The Bill also provides for the modernisation of the bank, in keeping with international best practices, according to Minister of Finance and the Public Service Dr Nigel Clarke, in its Memorandum of Objects and Reasons.

Dr Clarke announced the members of the JSC chosen from the floor of the House as: himself, as chairman; Minister of Justice Delroy Chuck; Minister without portfolio in the finance ministry, Fayval Williams; Minister of state in the Ministry of Education, Youth and Information, Floyd Green; and Leslie Campbell, MP, for the Government; and, for the Opposition, spokesman on finance Mark Golding, spokesman on industry and investment Peter Bunting; and, spokesman on tourism, Dr Wykeham McNeil.

The Senate is expected to announce its members when it meets again, which is likely to be Friday.

Clarke told the House that the aim of the reform is to institutionalise “low, stable and predictable inflation indefinitely”.

“And therefore, as a single legislation, this represents one of the most important reforms that we would have done when we have completed this period of reform,” he noted.

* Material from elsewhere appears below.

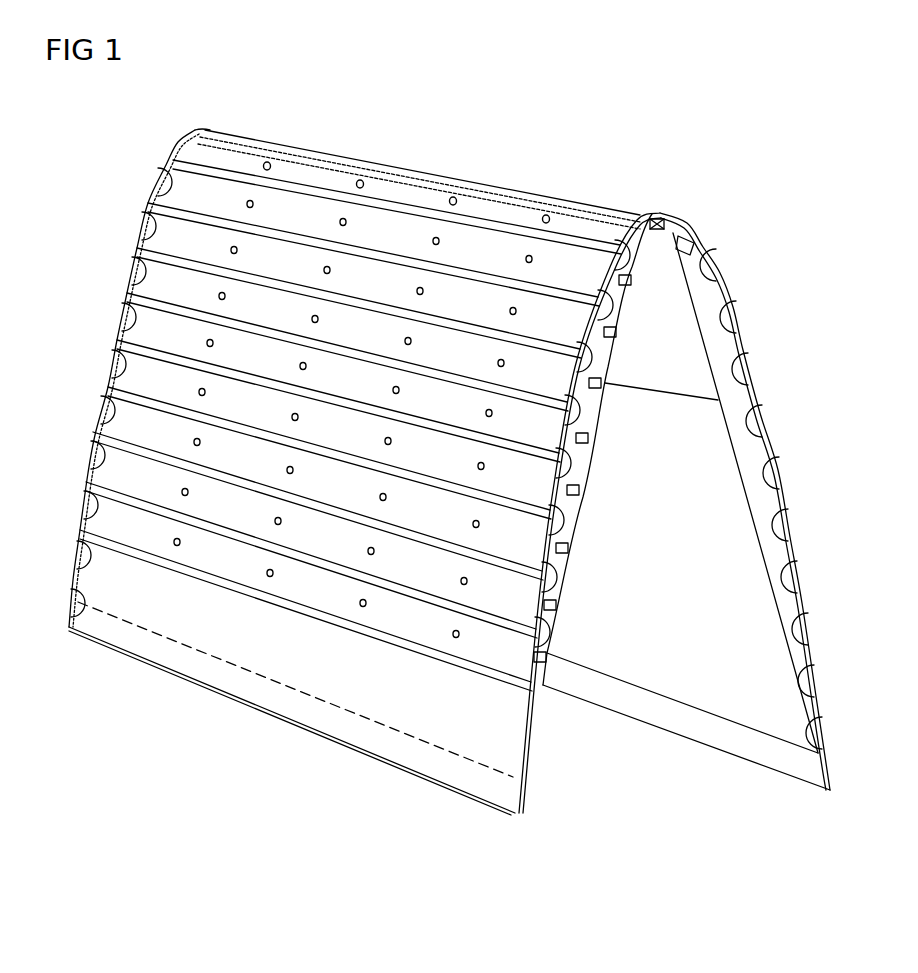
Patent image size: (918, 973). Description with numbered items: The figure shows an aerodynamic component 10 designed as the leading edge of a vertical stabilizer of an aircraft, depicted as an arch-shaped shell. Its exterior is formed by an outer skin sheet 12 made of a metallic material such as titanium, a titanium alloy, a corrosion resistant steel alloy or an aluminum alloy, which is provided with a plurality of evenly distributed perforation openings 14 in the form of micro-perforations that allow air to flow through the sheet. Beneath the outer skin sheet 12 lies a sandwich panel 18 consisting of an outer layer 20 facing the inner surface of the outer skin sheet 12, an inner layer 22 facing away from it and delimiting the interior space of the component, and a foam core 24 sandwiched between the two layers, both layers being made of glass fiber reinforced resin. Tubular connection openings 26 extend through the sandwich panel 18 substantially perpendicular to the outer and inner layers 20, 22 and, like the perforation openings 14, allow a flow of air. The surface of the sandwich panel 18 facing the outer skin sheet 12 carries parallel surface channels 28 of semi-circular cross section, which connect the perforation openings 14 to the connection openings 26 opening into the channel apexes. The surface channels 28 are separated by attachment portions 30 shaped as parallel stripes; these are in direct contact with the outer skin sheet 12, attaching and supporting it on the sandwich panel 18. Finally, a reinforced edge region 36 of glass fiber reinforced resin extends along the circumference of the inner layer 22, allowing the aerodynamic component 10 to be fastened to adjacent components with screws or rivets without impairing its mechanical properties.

He said that he wished that the Bill be referred to a JSC of Parliament, but prior to that it has to be read a second time in the House. He also thanked all who contributed to the drafting and tabling of the Bill.

“The central bank represents our collective savings, and for any country a central bank is a crucial institution,” Clarke told the House.

He said that the Bill seeks to improve the governance of the central bank — to strengthen and deepen the governance — and seeks to introduce transparency to monetary policy decisions and actions of the bank.

He also said that the Bill seeks to clarify the mandate of the bank, and to give it autonomy and independence in law, in the implementation of monetary policy.

He added that it would also ensure that that the bank is adequately capitalised at all times, with a dynamic capitalisation provision that if its capital falls below prescribed levels, then the bank will be capitalised, and if it rises above a certain level there would be distribution to the Government.

Golding said the Bill represented another important step in modernising the financial architecture of the country.

“We are coming from a place in which the country's finances have been dominated by the effect of high indebtedness, and that has required significant focus and sacrifice on the part of the Jamaican people and commitment from successive governments to bring that under control,” Golding stated.

He said that he looked forward to “robust and well-thought-out and constructive debate” in the JSC.

Clarke disclosed in July that the Cabinet had approved amendments to several laws governing Bank of Jamaica (BOJ) operations to make the entity more independent, and promised that the Bill would be tabled in Parliament in October.

He said that the Bill would amend the Bank of Jamaica Act, as well as the Banking Services Act and the Public Bodies Management and Accountability Act.

He also said that the changes are intended to enhance the BOJ's governance structure through clear demarcation and assignment of roles for policy decision-making and daily management.